From an uncertain date, at least 1200 years before Jesus, let us encounter the word of God in Exodus 12:15-16; 24-28.

From approximately the year 10, let us encounter again the word of God in Luke 2:41-46.

When you read through Exodus 12 and 13 you will likely ask yourself, “Didn’t I read this already?” Yes, you did. The Bible often repeats itself. This is why studying the Bible is so important because through study we sift through layers of tradition as recorded and edited in the scriptures. This is what Jesus was doing, studying the scriptures after the Passover festival at the age of 12, when he failed to reconnect with his family’s caravan and stayed behind in the temple, “sitting among the teachers, listening to them and asking them questions.”

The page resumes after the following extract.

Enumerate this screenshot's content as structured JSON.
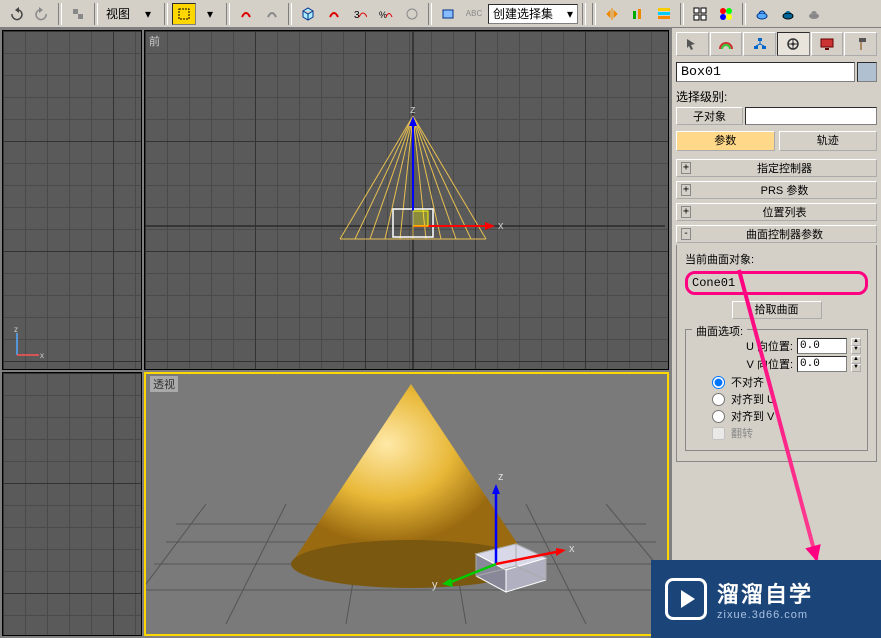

More than 12 centuries had passed from the exodus of the Israelites from Egypt, and here was Jesus asking his elders questions. I suggest this is the greatest part of the Passover tradition, that the scriptures and the tradition teach us that our children will ask us deep and profound questions, especially about what we practice. As I was preparing this very response on my laptop, surrounded by biblical commentaries and other study aids, Tim asked me a question out of the blue, “God created everything, but who created God?” Good question. I didn’t pull out the Bible or grab a work of theology off the shelf or try to distract him while I ignored giving an answer. I simply answered the question the best I could.

Now imagine yourself watching with small children Cecil B. DeMille’s classic The Ten Commandments with Charlton Heston as Moses. You get to the point of the movie that depicts the original Passover event when the “Lord struck down all the firstborn in the land of Egypt.” The whispy, green smoke drifts down from the midnight sky, seeking out all the firstborn to kill them. This is the tenth and final plague, which Moses invokes with the Lord’s authority to convince Pharaoh that he should let the Israelites go. The killer haze passes over the Israelite houses marked with lamb’s blood on their doorposts, as Moses instructed. The firstborn of the Egyptians and of Pharaoh are killed. Pharaoh finally relents and lets Moses’s people go. Your young child, or maybe niece or nephew, turns to you and asks, “Why did God kill Pharaoh’s son?”

That’s a much more difficult question to answer than the question Tim asked me. Tim’s question was about logic and philosophy. The “killing” question is about conflicting understandings of God’s nature and why God would allow bad things to happen or even cause bad things to happen. How would you answer this question? I suppose we could pull out the Bible and tell our little children, “See, it says here in the Bible you’re not asking the right question.” Or we could simply shush the little children and tell them to quietly watch the rest of the movie. The problem with this simple, yet troubling question, “Why did God kill Pharaoh’s son?” isn’t the question itself, the problem is our context as passive movie watchers. We’re not doing anything but passively watching a grand production with its purpose of entertainment.

Recall the Exodus text we heard this morning: “You shall observe this rite as a perpetual ordinance for you and your children … And when your children ask you, ‘What do you mean by this observance?’ you shall say, ‘It is the passover sacrifice to the Lord, for he passed over the houses of the Israelites in Egypt, when he struck down the Egyptians but spared our houses.’” Curiously, these instructions for remembering Passover come before the Passover event itself in verse 29: “At midnight the Lord struck down all the firstborn in the land of Egypt … ” Later in Exodus 13:8 we read, “You shall tell your child on that day, ‘It is because of what the Lord did for me when I came out of Egypt.’” And Exodus 13:14, “When in the future your child asks you, ‘What does this mean?’ you shall answer, ‘By strength of hand the Lord brought us out of Egypt, from the house of slavery.”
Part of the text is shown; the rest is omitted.